Non tutti gli accertamenti hanno però evidenziato criticità . Le ultime perizie hanno confermato la buona stabilità di diverse alberature, tra cui alcuni esemplari presenti in piazza Bra e nei giardini di piazza Indipendenza, che non richiederanno interventi straordinari.
Sono invece previste potature mirate e operazioni di rimonda del secco su un pino in via Colombo e su un cedro collocato nei giardini delle scuole Milani, interventi finalizzati a preservare la salute delle piante e a ridurre eventuali rischi.
Altri alberi saranno rimossi perché giunti al termine del loro ciclo vitale o compromessi sotto il profilo della sicurezza. Si tratta di un pino in via Emo, un secondo pino in via Colombo e un cipresso lungo il viale del cimitero di Santa Lucia. Anche questi esemplari saranno sostituiti con nuove piantumazioni non appena le condizioni stagionali saranno favorevoli.
Il rinnovo del patrimonio arboreo prosegue con numerosi reimpianti già completati nel corso del 2026. Dall’inizio dell’anno Amia ha infatti messo a dimora oltre 200 nuovi alberi, scegliendo specie come tigli, querce, platani, aceri e altre varietà adatte al contesto urbano, destinate a sostituire gli esemplari rimossi dopo le verifiche tecniche.
Tra gli interventi già realizzati figurano tre querce a Porta Nuova, cinque tigli e una lagerstroemia in piazza Pradaval, nove Pyrus calleryana in viale Oriani, altri dieci esemplari della stessa specie in via Rovereto, sedici Celtis australis in viale dell’Agricoltura, quattro platani in viale Galliano e cinque tigli in via Marin Faliero. Le operazioni hanno interessato anche numerosi altri quartieri della città , da Mizzole a Borgo Roma, passando per San Michele e Montorio.

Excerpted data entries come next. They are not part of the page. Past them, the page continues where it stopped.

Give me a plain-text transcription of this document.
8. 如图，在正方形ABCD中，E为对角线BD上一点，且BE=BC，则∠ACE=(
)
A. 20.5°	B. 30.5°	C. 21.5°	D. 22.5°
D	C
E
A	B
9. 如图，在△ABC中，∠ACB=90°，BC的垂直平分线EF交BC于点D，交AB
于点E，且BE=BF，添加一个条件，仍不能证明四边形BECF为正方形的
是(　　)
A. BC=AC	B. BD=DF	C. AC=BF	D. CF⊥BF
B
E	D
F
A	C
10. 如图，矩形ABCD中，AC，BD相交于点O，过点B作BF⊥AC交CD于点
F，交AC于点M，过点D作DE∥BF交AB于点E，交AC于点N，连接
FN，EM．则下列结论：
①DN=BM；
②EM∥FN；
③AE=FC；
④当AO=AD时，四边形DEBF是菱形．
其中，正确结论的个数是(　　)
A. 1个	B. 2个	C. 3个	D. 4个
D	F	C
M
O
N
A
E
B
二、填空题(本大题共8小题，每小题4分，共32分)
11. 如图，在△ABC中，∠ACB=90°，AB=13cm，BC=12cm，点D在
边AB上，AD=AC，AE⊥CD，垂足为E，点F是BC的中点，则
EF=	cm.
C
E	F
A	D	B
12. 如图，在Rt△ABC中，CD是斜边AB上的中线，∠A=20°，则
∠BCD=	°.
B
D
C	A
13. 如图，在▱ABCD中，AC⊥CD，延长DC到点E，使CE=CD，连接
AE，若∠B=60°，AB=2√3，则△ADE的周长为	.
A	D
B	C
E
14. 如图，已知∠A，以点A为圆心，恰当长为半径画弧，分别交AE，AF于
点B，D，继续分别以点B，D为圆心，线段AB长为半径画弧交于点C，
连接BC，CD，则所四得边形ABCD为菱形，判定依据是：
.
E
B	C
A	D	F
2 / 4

Il programma di sostituzione proseguirà nei prossimi mesi. Amia dispone infatti di un’ulteriore cinquantina di alberi pronti per essere piantati nelle aree dove recentemente sono stati eseguiti abbattimenti, non appena il periodo dell’anno offrirà le condizioni migliori per favorirne l’attecchimento.
Per garantire la massima trasparenza, l’azienda rende consultabili sul proprio sito internet tutte le informazioni relative al patrimonio arboreo cittadino. Nella sezione dedicata al Verde Pubblico, sono disponibili le perizie di stabilità , gli elenchi degli interventi conclusi e di quelli programmati, oltre alla documentazione tecnica riguardante gli alberi destinati alla sostituzione.